Der talentierteste Schauspieler des Königreichs betrat vorige Woche die riesige Bühne im "Theater Thailand". Der im Frühjahr quasi-zurückgetretene Premierminister Thaksin Shinawatra will die Zügel wieder an sich reißen. Den Macker machen, nach ein paar Monaten der freiwilligen Selbstverbannung. Damals hatte er noch tränenreich das Volk gebeten, sich zusammenreißen. Das Dauer-Demonstrieren doch sein zu lassen, aus Respekt vor dem damals anstehenden Jubiläum der Thronbesteigung des thailändischen Königs.

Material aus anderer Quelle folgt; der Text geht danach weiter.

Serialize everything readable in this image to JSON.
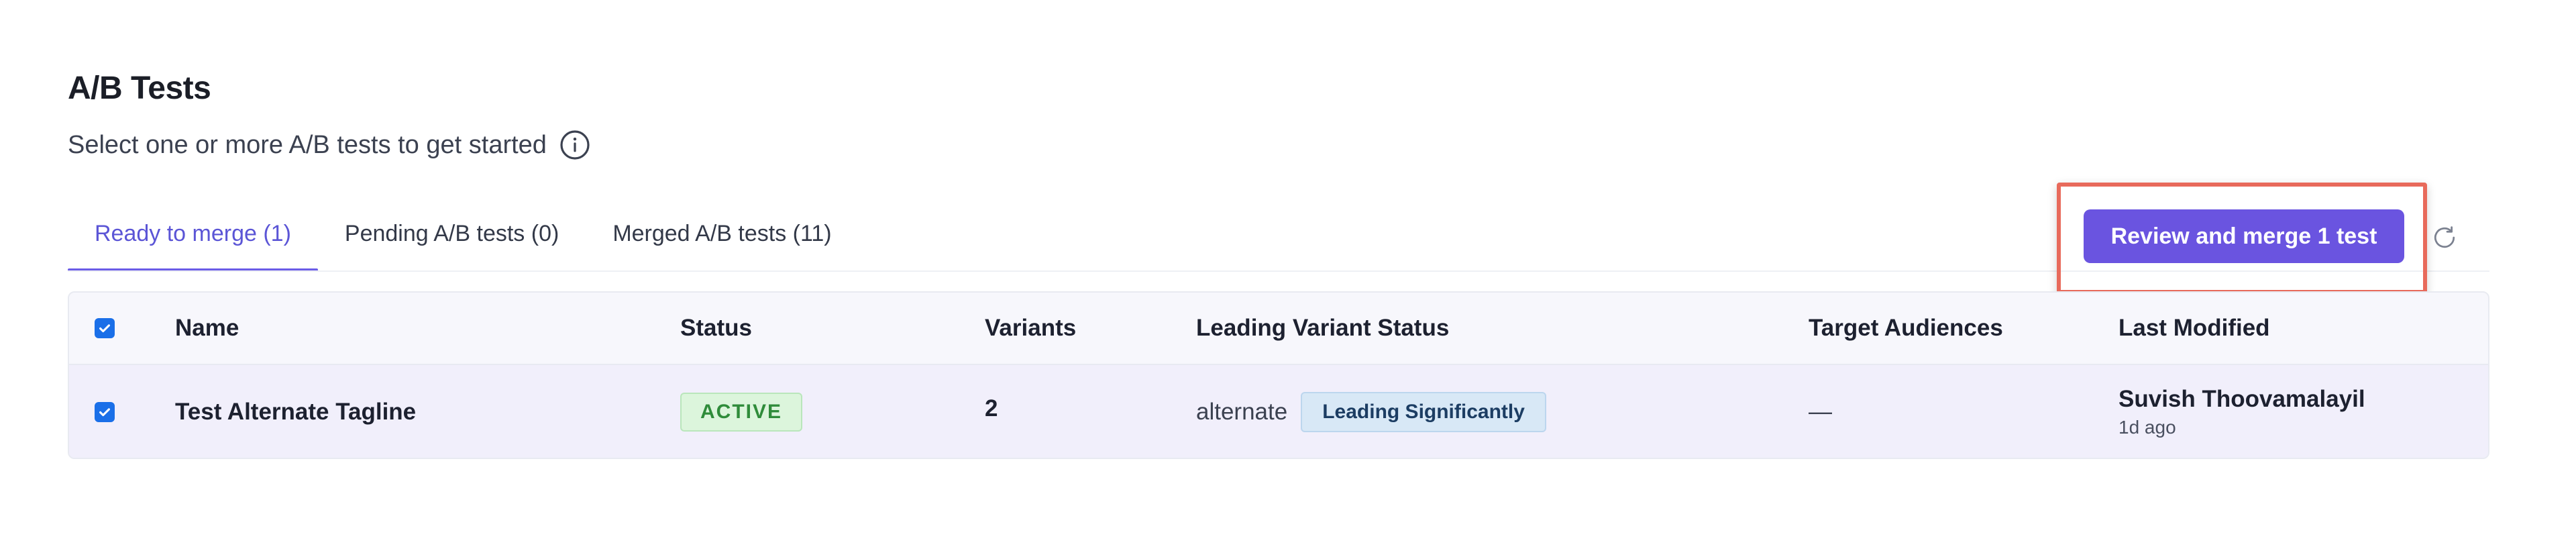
{
  "header": {
    "title": "A/B Tests",
    "subtitle": "Select one or more A/B tests to get started",
    "info_icon": "info-icon"
  },
  "tabs": [
    {
      "label": "Ready to merge (1)",
      "active": true
    },
    {
      "label": "Pending A/B tests (0)",
      "active": false
    },
    {
      "label": "Merged A/B tests (11)",
      "active": false
    }
  ],
  "actions": {
    "merge_button": "Review and merge 1 test",
    "refresh_icon": "refresh-icon",
    "accent_color": "#6a54e0",
    "highlight_color": "#e86a5b"
  },
  "table": {
    "columns": [
      "Name",
      "Status",
      "Variants",
      "Leading Variant Status",
      "Target Audiences",
      "Last Modified"
    ],
    "select_all_checked": true,
    "rows": [
      {
        "checked": true,
        "name": "Test Alternate Tagline",
        "status": "ACTIVE",
        "variants": "2",
        "leading_variant": "alternate",
        "leading_badge": "Leading Significantly",
        "target_audiences": "—",
        "modified_by": "Suvish Thoovamalayil",
        "modified_ago": "1d ago"
      }
    ]
  }
}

Seitdem düste Thaksin durch die Welt und spielte ganz viel Golf. Still war es um ihn geworden, verdächtig still. Im Juni wurde König Bhumiphol befeiert. Und letzten Donnerstag zeigte Thaksin, dass er ein Taktiker pur ist.

Zoten vom Alpha-Männchen

Er ist wieder hier, in seinem Revier – so scheint es. Nur weiβ selbst er nicht, ob die bisher folgsame Zuschauerschaft – die Bürger Thailands – so recht an ihn glaubt, ihm glaubt. Und daher werden erst einmal wieder politische Zoten gerissen. Das Ex-Alpha-Männchen will allen, vor allem ihm selbst und seinen Gegnern, noch einmal beweisen: Die Macht ist mit ihm.

Schon bei der Premiere des Stücks, Thaksins erstem öffentlichen Auftritt, ketzerte er gegen einen Anonymus, ein "charismatisches Individuum", das "verfassungswidrig" versuche, die Regierung zu manipulieren.

Riesiges Schlamassel

Denn Thailand steckt in der Regierungskrise, seit Anfang Mai schon, als das thailändische Verfassungsgericht die von Thaksin selbst vorgezogenen Parlamentswahlen vom 2. April für ungültig erklärte, da sie überstürzt abgehalten worden waren. Die Wiederholung steht im Oktober an.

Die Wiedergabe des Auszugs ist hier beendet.